Its hopeless, I am bad, there is nothing else I can be. Often these become engaged in rougher and criminal activities, drinking, drug use and teenage promiscuity.
If I help mom (or dad) get through this, they will be able to love me. This is the saving complex where the empathic child learns to save their parents and others for the reward of getting love.
I won’t try, I am broken, there is something wrong with me. Never tries to do or be anything, often self-destructive and/or suicidal.
These are just a few examples to illustrate how these beliefs get embedded deeply into the unconscious of our developing child’s mind, and how we might choose to compensate for them. Through the work I offer, especially with Awake! Breathwork sessions, we surface these old stuck beliefs in an effort to heal them. These moments of high trauma or repetitive trauma can create soul loss, a place where a part ourselves become lost, out of body, back in space or time. All too often these parts are found in an old bedroom or basement of the childhood home or grandparent’s house, left behind.

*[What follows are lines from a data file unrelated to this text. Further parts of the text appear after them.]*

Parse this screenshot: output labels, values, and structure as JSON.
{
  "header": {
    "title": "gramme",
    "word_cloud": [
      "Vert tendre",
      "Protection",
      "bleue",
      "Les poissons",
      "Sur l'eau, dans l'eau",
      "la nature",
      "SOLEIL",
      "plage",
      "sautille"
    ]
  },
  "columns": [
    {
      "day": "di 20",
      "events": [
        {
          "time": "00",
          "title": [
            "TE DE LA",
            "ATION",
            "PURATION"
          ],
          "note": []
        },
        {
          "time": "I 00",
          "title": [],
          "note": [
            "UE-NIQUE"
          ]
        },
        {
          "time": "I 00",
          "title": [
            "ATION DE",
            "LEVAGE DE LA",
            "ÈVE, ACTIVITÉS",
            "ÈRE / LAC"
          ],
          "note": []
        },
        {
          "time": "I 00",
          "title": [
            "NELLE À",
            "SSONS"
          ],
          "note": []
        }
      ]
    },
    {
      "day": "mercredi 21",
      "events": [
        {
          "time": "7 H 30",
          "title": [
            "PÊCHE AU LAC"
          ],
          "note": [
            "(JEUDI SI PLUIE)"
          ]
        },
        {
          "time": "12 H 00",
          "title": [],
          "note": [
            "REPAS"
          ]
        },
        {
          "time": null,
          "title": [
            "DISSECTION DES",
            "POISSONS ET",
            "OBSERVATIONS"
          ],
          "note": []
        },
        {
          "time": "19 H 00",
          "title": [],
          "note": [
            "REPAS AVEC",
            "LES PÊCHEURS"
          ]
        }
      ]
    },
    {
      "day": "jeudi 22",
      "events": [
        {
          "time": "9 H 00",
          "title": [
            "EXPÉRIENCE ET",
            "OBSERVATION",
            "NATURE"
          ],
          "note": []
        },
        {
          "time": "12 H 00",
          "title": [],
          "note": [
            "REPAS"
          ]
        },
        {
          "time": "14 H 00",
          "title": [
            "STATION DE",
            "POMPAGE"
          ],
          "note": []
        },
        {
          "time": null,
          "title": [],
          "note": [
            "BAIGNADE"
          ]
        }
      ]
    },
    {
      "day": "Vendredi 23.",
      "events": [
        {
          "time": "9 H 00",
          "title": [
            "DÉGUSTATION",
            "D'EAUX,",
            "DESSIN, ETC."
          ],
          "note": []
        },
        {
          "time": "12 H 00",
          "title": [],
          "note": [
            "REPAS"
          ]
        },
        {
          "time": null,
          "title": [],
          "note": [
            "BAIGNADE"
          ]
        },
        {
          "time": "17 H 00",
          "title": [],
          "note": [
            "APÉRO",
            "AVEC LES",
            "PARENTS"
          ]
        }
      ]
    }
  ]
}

When we can recognize how our child self was scared and part of us left, we re-imagine the experience as if it were our own child, or a friend’s child, what would we say to him/her? Would we say “yes, you are bad, there is really something wrong with you” to this child? Most likely not! More often what I hear is, “I would hug that child and tell her that its not her fault her mom can’t be more present right now. Mom didn’t mean to hurt you” (in many cases). Often there is an invitation to hug that child we see in our mind’s eye, to give the love and acceptance right then and there, if the child is open to receiving. If not, this could be a longer process over time, re-visiting this place in future breathwork sessions, during Soul Painting sessions, Active Dream Re-entry Work, and more.
This is also where we introduce a shift in perspective. At that age, children believe their parents are God and Goddess Who Know All. It couldn’t be further from the truth. When we discover how we saw our parents back then, and look at their lives, choices, and their own upbringing, we might notice they were ill-equipped to provide for us a safe, loving, reassuring place (as an example) if they themselves never knew it. I do not say this is always the case – as any of us can transform at any time – but usually the generation that follows is more conscious than the one before. Can we have compassion for our wounded parent, who grew up deprived of the same things we were deprived of?
Maybe its not as it seemed back then – maybe I’m not bad, maybe I’m not broken, maybe I’m not unlovable… perhaps it was just my child’s perspective. And that can shift, bringing in the flood of love, compassion, and acceptance for myself, just as I am. I am part of the Divine, just as I am.